If administered as a full 360-degree feedback model, MSF would provide teachers with multiple perspectives of their performance. They would be able to compare their ratings from various sources (students, peers, principals) to determine if they are perceived differently by these groups. Teachers would be able to compare their self-ratings to the ratings of others to see if they have an unrealistic view of their own performance.

Following the feedback facilitation model typically used in organizations, lead teachers or principals could act as coaches for the teachers and assist them with digesting their feedback and developing plans for acting on the feedback. Teachers would create development plans for improving in areas of weaknesses and leveraging their strengths. Additionally, the use of a validated teacher competency model would inform them of what capabilities are needed to be an effective teacher. In schools, MSF should be administered on a regular basis so the teachers’ performance can be evaluated over time.

There is some evidence, however, that providing MSF alone may not result in sustained behavior change for teachers. For example, Bijlsma et al. (2019) found that teachers did not improve their teaching quality in response to student feedback received via smartphones. As a result of the student feedback, however, the teachers did gain more insight into how they could improve and reported improvement-oriented efforts in response to the feedback. For student feedback to be more effective in creating sustained behavior change in teachers, Bijlsma et al. recommend that:

  • The teachers have a strong improvement motivation and are willing to step out of their comfort zones and search for their weaknesses.

  • Definitions of desired behaviors, improvement goals, and developmental activities are clearly defined.

  • A coach is provided who understands effective teaching behaviors (e.g. quality classroom management), how these behaviors can be developed, and practices that are effective if problems arise during the development process.

The above recommendations align closely with the characteristics of effective MSF in organizations. The basic tenets of MSF in organizations, therefore, should also be applied to student-to-teacher feedback:

  • It should not be implemented as a stand-alone event. In addition to the assessment, there must be developmental planning and follow-up. A plan should be created that details recommendations to help the teacher improve based on the feedback.

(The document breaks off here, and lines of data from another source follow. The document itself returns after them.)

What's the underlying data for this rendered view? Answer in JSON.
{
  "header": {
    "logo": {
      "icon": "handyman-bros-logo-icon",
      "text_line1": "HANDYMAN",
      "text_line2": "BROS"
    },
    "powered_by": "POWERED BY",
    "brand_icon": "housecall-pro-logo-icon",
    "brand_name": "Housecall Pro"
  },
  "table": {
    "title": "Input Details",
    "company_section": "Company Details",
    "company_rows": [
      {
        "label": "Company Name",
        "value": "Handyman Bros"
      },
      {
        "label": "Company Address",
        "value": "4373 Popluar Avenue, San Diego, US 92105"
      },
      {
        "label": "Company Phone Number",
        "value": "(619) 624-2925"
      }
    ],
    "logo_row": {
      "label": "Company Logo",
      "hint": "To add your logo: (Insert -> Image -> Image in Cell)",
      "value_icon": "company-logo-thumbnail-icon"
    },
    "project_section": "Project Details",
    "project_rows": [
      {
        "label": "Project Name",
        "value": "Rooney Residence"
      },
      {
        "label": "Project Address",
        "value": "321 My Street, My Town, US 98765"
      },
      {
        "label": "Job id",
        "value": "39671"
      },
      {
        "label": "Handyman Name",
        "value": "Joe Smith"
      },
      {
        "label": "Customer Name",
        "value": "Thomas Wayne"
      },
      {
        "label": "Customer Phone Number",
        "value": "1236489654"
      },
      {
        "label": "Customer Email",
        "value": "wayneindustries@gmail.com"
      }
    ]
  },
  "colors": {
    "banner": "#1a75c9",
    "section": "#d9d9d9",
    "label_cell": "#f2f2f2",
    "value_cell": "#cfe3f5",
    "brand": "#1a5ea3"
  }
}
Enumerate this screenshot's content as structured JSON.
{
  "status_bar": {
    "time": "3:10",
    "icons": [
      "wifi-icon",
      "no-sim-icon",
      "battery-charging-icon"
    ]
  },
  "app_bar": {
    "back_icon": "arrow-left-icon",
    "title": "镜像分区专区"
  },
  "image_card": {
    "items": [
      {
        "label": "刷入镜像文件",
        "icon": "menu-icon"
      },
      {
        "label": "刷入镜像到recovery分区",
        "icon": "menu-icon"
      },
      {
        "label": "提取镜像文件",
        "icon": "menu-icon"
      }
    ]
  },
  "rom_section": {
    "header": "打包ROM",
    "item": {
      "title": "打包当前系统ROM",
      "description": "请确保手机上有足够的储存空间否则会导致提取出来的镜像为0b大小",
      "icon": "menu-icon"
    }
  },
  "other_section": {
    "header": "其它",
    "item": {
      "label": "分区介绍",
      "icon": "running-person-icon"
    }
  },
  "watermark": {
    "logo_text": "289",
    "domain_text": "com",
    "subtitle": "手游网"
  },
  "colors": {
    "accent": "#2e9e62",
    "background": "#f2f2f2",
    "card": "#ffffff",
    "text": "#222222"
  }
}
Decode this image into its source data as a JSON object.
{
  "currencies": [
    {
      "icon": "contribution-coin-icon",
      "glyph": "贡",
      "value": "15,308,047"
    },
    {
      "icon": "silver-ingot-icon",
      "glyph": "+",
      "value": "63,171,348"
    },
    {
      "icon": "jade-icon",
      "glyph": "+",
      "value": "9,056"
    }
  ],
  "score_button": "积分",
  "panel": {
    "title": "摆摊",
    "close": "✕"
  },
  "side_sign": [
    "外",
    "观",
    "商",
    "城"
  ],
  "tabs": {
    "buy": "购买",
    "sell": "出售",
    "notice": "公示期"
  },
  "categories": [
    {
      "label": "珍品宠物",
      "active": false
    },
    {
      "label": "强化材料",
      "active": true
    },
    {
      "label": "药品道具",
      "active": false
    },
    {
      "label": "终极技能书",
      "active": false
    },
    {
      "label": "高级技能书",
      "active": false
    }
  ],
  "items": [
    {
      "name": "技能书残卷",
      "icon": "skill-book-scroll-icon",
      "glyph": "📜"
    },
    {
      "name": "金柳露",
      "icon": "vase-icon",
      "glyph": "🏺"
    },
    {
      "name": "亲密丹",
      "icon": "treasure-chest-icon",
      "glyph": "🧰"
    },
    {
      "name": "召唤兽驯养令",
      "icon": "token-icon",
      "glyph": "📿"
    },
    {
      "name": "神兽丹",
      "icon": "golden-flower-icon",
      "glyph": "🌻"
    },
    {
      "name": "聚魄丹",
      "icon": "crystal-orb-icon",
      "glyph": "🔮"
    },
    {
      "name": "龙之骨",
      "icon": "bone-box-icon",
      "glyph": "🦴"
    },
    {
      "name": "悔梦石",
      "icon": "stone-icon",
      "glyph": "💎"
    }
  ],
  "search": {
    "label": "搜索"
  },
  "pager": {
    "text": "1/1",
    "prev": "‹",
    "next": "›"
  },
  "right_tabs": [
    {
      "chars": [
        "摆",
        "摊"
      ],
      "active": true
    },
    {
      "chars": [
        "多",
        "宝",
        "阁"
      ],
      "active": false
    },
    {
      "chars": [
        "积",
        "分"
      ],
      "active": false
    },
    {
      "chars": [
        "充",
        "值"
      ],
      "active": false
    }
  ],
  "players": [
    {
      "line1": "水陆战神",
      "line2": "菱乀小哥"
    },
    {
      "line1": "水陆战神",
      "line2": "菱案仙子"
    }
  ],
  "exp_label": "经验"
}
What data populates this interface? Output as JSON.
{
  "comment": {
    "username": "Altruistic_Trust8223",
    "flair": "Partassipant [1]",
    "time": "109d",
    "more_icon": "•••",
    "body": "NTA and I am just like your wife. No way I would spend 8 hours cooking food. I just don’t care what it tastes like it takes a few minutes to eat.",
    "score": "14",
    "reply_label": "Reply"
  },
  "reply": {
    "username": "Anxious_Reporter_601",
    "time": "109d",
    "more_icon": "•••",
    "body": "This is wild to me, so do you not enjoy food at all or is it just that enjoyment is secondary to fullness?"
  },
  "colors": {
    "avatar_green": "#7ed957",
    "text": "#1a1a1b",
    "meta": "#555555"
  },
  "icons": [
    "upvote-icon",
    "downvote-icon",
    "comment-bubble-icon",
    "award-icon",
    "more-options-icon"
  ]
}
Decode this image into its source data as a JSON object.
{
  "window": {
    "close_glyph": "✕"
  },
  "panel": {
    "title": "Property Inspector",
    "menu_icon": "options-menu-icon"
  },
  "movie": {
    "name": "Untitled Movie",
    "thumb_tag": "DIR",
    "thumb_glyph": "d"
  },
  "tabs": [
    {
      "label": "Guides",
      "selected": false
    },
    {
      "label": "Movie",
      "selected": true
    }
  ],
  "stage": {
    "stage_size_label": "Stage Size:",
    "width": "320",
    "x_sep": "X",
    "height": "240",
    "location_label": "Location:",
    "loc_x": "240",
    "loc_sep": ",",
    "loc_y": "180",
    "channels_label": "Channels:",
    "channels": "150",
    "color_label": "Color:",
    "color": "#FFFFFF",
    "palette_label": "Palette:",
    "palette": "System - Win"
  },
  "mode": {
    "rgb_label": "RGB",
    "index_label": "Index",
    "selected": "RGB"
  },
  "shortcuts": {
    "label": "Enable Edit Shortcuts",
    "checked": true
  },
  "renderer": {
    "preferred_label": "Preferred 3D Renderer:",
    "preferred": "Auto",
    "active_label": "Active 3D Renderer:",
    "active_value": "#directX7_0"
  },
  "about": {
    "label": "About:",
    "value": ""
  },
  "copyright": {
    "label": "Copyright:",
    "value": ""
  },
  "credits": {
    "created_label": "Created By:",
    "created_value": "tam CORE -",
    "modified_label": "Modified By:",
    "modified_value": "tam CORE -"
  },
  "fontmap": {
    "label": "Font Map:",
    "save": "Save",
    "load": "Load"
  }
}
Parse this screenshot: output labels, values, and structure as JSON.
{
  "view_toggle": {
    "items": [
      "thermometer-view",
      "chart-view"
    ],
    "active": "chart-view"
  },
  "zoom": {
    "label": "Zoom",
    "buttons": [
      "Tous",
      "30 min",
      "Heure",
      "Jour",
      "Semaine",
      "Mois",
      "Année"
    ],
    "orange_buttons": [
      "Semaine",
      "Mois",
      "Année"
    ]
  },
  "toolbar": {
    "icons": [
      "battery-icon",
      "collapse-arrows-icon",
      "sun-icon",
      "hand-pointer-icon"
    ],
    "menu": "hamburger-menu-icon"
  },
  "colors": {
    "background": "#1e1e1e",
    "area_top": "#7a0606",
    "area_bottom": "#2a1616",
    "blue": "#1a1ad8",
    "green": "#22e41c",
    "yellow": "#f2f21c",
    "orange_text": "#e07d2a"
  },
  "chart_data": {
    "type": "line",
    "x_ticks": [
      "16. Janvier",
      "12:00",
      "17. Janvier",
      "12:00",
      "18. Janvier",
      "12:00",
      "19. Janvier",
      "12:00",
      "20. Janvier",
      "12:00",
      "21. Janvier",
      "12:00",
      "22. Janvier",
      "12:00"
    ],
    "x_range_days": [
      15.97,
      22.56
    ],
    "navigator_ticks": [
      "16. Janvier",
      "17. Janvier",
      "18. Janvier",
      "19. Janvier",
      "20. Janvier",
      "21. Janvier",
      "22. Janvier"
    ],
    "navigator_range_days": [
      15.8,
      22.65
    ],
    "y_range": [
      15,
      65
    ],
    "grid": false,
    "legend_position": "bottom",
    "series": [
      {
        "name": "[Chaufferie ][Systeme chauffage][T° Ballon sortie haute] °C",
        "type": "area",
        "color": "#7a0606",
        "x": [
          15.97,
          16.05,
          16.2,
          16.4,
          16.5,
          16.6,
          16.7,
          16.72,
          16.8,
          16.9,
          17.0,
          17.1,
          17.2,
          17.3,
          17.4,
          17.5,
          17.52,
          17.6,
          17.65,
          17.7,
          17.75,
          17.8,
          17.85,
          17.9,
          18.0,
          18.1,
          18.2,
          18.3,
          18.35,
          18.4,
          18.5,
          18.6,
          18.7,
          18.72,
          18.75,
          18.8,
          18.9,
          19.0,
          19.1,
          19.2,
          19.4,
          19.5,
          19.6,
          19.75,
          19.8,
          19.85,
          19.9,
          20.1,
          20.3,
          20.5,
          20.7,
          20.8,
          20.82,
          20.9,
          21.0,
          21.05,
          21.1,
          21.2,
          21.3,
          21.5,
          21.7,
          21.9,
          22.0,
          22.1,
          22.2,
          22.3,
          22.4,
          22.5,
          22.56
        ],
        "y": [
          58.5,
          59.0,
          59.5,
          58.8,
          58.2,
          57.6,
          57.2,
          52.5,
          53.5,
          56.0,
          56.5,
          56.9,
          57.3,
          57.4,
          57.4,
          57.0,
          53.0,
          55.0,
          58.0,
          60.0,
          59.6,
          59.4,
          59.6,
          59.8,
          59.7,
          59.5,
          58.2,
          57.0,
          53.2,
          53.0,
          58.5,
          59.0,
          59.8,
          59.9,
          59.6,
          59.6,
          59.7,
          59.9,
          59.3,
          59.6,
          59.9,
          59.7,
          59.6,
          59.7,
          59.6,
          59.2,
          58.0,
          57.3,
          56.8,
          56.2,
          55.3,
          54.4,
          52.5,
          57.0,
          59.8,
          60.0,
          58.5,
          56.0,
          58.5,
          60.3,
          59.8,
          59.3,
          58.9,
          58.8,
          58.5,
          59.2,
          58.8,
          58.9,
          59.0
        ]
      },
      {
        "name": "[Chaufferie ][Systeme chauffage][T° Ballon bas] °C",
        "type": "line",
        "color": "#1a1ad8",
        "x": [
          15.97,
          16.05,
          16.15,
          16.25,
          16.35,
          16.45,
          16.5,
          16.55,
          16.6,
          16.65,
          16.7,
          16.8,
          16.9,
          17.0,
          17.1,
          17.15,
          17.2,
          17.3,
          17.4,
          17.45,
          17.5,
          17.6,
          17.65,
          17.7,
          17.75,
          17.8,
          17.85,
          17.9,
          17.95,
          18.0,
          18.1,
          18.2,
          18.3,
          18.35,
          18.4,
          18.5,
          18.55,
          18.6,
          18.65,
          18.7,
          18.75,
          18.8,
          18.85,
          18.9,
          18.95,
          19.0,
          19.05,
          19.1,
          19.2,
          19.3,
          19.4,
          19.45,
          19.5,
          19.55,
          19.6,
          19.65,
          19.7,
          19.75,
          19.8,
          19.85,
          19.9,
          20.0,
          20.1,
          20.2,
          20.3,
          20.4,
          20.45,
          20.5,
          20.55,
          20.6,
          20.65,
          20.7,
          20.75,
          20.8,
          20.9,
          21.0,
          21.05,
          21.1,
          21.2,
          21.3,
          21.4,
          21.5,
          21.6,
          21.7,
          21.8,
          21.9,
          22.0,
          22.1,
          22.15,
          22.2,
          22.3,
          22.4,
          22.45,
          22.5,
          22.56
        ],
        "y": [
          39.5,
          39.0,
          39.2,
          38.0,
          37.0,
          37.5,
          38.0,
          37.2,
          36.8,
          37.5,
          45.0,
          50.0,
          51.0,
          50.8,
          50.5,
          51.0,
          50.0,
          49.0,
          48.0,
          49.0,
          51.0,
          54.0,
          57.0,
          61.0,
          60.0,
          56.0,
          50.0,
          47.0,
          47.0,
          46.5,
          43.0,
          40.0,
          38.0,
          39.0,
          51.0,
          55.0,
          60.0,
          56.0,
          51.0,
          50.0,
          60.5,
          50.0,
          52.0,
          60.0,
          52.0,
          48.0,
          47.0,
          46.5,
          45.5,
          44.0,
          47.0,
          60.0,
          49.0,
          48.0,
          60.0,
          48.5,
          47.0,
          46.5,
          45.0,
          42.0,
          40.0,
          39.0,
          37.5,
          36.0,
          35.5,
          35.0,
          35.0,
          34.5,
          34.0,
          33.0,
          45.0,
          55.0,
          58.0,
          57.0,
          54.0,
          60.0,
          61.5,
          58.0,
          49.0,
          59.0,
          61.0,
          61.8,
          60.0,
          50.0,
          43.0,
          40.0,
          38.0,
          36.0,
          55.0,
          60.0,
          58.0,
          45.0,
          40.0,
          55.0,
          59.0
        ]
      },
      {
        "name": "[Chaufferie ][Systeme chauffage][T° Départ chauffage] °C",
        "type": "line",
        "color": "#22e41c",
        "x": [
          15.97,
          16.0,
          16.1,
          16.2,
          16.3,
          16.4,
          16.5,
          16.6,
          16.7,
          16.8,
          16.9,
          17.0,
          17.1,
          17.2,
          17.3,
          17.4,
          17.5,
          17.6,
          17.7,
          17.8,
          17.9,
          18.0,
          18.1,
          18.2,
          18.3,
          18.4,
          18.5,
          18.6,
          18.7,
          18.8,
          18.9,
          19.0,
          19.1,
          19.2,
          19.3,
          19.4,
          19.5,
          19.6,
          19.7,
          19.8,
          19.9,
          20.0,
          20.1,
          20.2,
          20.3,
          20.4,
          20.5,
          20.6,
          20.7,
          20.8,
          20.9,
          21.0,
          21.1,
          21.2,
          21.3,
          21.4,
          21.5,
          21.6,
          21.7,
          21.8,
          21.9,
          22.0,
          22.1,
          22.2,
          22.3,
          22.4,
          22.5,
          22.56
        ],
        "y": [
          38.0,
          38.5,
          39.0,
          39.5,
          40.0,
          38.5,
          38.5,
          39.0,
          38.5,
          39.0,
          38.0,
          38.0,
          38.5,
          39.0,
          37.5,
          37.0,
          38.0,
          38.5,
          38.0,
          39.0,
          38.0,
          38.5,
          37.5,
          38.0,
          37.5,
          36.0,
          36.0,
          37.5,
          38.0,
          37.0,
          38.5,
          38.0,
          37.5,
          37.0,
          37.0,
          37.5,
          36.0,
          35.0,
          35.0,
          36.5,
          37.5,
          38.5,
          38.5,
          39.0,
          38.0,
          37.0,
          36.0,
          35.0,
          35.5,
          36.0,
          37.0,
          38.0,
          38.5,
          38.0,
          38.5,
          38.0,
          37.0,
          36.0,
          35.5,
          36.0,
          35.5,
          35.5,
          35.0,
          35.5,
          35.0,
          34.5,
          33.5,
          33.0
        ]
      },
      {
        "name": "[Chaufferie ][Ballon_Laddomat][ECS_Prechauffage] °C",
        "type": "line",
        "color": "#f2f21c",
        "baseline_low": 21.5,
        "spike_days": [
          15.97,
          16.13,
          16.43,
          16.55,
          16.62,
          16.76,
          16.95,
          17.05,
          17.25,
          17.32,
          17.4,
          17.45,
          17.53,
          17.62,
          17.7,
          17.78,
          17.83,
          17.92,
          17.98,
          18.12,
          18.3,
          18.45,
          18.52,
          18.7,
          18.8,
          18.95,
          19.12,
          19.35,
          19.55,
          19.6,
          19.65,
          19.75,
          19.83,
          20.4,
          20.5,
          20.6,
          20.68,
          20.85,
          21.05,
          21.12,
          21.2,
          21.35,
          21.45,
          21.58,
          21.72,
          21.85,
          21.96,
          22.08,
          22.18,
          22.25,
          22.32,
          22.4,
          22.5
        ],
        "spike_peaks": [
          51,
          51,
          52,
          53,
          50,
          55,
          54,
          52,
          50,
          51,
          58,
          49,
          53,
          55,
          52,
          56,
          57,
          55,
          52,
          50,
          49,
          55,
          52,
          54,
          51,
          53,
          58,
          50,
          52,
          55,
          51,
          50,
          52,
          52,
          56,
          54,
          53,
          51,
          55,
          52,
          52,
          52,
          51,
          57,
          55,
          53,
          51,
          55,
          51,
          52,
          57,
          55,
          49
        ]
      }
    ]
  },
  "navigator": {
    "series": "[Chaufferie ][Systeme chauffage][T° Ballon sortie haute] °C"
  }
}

  • The feedback assessment must reflect competencies that are important for teacher effectiveness. A fully validated teacher competency model should be used.

  • The support of the top leadership of the school is critical for persuading teachers to set specific development goals. Teachers must be held accountable for acting on their feedback.

  • A flawed feedback process can be fatal to future administrations. The anonymity of the students’ ratings and the confidentiality of the teachers’ feedback reports must be strictly maintained. Students must be convinced that their teachers will not see their individual ratings. This means that the feedback should be aggregated for each class before presenting it to the teachers.

  • The timing of the feedback process should consider organizational realities that could reduce its impact. For example, the process should not be implemented during end-of-semester grading periods or other times when teachers are not able to fully focus on their feedback.

  • Students should be trained to be aware that only constructive feedback will help their teachers improve. MSF is not a way of venting frustration, but meant to catalyze a learning process that will benefit both students and teachers.

In summary, if the recommendations discussed in this chapter are closely followed, then student–teacher feedback is more likely to be successful in schools.